Editor-in-chief: Stan Lee.



Review / Commentaries


reviewer
Menace (1953 series) #11 Review by (April 14, 2026)

About the "I, the Robot" story: the second-person narration addressed directly to the robot is an effective structural choice, creating an eerie intimacy that sustains tension through all five pages. The intruder's plan has a fatal logical gap the story never addresses — he programs the robot to kill any man in the room, which guarantees his own destruction the moment he steps inside — leaving the twist feeling less inevitable than arbitrary.

About the "A Fate Worse Than Death" story: the cruel irony of the finale — Matt choosing death over a horror that was never what it appeared — is sharp and lands with real punch, elevated by Seymour Moskowitz's expressive rendering of Llmr's transformation. The middle section drags as Matt simply waits out Llmr's maturity date with little incident, and the story leans on his unexamined disgust as a given rather than earning the reader's sympathy for his impossible situation.

About the "Only a Beast" story: the twist that the old man's hypnotic conditioning backfires through its own internal logic is genuinely elegant — the beast simply applies the rule its master instilled, to its master. The story's weakness is that the nephew and his wife are entirely passive props, given no personality beyond their greed, which drains any tension from the scenes they share with the beast.

About the "My Other Body" story: the second-person narration sustains an effective dissociative dread throughout, and the revelation that the shadowy instigator was the narrator's own conscience is foreshadowed just carefully enough to feel earned rather than arbitrary. The one soft spot is Lily, whose sole function is to provide motivation — she never registers as a person, which slightly deflates the emotional stakes of the narrator's self-sacrifice.
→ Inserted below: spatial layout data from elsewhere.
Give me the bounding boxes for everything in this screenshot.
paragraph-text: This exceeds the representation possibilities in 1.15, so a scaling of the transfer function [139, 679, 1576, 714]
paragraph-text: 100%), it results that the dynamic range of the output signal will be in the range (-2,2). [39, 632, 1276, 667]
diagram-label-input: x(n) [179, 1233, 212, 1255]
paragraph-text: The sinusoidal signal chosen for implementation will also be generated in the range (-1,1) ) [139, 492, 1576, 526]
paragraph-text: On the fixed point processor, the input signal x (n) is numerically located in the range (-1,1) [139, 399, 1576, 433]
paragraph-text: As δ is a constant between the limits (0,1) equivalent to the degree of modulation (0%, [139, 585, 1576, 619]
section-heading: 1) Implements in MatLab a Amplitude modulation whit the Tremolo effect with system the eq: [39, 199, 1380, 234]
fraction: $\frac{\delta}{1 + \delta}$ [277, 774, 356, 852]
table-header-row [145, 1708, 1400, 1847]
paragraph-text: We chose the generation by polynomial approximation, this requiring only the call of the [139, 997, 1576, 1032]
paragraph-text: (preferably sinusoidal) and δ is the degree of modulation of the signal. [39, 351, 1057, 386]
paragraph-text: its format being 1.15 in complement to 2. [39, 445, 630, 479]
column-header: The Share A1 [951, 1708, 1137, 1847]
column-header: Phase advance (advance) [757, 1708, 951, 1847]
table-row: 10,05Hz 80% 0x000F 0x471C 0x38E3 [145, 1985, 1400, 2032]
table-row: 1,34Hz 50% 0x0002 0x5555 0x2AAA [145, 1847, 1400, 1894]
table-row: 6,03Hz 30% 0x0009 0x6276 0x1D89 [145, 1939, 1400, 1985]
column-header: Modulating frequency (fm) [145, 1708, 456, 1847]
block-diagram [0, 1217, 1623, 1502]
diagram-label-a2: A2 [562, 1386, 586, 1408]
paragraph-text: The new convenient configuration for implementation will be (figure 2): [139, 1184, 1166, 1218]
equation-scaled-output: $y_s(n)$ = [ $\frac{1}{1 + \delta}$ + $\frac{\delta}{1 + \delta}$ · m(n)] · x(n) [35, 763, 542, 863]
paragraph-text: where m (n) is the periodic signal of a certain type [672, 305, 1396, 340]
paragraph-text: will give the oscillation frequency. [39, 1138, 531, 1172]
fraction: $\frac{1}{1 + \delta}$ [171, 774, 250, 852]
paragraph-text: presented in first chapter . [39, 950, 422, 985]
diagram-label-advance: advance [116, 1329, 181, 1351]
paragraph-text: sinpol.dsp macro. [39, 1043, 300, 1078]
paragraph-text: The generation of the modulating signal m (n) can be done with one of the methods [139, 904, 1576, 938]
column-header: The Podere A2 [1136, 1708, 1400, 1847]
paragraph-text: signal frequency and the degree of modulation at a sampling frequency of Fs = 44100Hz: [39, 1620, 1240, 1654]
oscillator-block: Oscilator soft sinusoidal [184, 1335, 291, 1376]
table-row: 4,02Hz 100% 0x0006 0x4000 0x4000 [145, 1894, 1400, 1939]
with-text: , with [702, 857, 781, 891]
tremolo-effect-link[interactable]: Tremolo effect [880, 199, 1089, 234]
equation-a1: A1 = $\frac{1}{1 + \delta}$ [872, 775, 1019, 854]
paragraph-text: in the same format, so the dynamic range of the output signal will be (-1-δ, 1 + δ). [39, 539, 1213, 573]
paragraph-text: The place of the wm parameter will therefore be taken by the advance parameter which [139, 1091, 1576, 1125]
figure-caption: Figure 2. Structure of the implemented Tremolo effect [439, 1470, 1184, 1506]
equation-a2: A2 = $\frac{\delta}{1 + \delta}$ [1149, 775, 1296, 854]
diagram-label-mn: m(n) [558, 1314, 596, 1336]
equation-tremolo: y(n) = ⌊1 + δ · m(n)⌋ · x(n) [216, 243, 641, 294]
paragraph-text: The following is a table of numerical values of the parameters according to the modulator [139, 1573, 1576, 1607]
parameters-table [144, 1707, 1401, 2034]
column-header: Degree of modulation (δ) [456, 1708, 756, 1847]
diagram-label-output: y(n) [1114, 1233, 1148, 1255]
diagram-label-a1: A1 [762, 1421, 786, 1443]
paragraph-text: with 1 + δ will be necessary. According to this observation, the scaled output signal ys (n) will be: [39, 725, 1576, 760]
About the "Locked In" story: the montage of hermit vignettes in the middle section is the story's strongest passage, each case more grotesque than the last, building an effective atmosphere of compulsive isolation before the twist reframes Jennifer as a criminal rather than an observer. The Crandell ghosts are introduced only on the final page and feel abrupt — their sudden appearance as jailers requires more setup than the story provides to land with full impact.